Dialah ‘Aisyah, isteri Rasulullah SAW dan kekasih hati yang paling beliau cintai. Ayahandanya adlah Abu Bakar Ash-Shiddiq, sahabat dan pendamping setia Rasullah SAW di dalam gua. Sementara ibunya adalah Ummu Ruman binti ‘Amir yang menampilkan diri sebagai sosok isteri yang mulia, ibu yang bijak, dan wanita yang bijak. ‘Abdurrahman ibnu Abu Bakar adalah saudara laki-lakinya, sementara saudara perempuannya adalah Asma’ yang berjulukan “Dzaatun Nithaqain” (wanita pemilik dua sabuk) dan setia mendampingi dan mendukung putranya, Abdullah ibn Az-Zubair melawan kesewenang-wenangan Al-Hajjaj.
Aisyah lahir di Makkah Al-Mukarramah yang merupakan kawasan yang sarat berkah di bumi Allah.
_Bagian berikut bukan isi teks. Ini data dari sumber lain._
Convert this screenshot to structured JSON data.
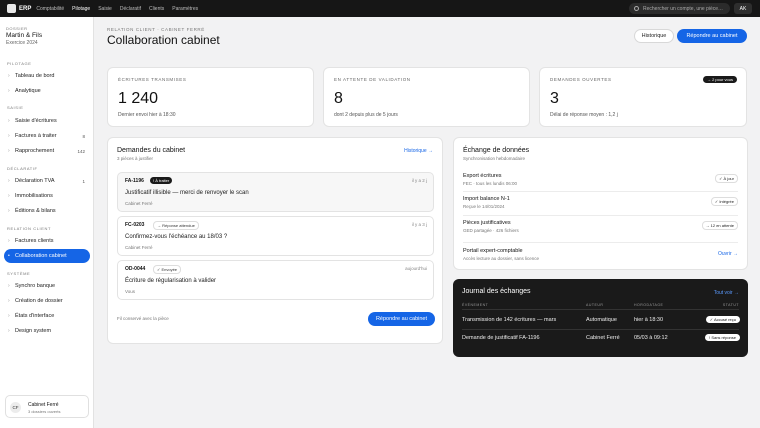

Ayahnya termasuk saudagar besar di Makkah yang meraup keuntungan besar dari aktivitas perdagangannya dan hidup sejahtera. Namun ia terkenal sebagai orang yang dermawan, baik terhadap anak-anak dan keluarganya, ia banyak memiliki sifat-sifat mulia yang disandang oleh Rasulullah SAW.
Setelah disunting Rasulullah SAW dan diboyong ke rumah kenabian, Aisyah menjadi isteri terkasih Rasulullah SAW yang paling dekat dengan beliau tidak meninggalkannya selama beberapa lama, kecuali akan kembali dalam dekapannya dengan luapan kerinduan dan kasih sayang yang membara di dalam hati.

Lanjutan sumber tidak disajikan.